Have you read the PCE data for March released last night? Let's see what Bao said first: inflation is still under pressure, but it is still within our control.

The year-on-year growth slightly exceeded expectations and the month-on-month growth was in line with expectations. It may be a good thing for the overreacting market at the moment. In other words, it is a good thing that it does not continue to rise. The potential energy needs data to be slowly repaired, which leads to a slow repair of sentiment. When CPI stabilizes and then starts to turn downward, some institutions will start to blow the wind of interest rate cut expectations.

In fact, what needs to be paid attention to later is that the repeated inflation has led to an increase in expectations of interest rate hikes. Before April, the market had already expected interest rate cuts. Now the expectation has dropped from five times this year to two times. Some people even say that there will be no interest rate cuts, but these voices are definitely wrong demonstrations.

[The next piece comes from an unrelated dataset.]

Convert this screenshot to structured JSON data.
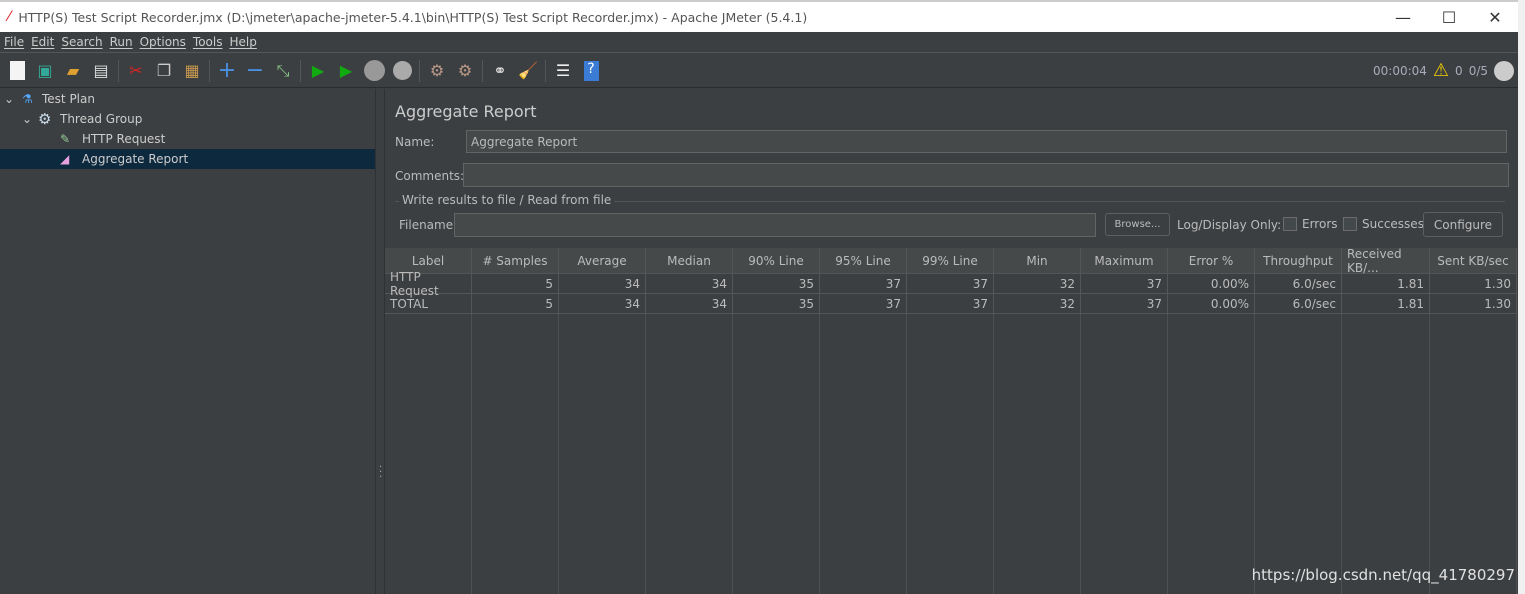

In fact, a big reason for the repeated inflation is the strengthening of energy. Later, the high base effect of energy will come out, and energy should weaken at that time. Then the US Treasury yield has begun to soar again. If it is 5%, it means that the Treasury market is in turmoil again. Will it trigger the Fed and the Treasury to rescue the market again? The catalysts of the last bull market were Grayscale's gbtc and water release.

Don't think the current market is boring. It's not the first day I entered the circle. 90% of this circle is garbage time and it's a consensus. Do a good job of investment research, see your own ideas clearly, and then go slowly.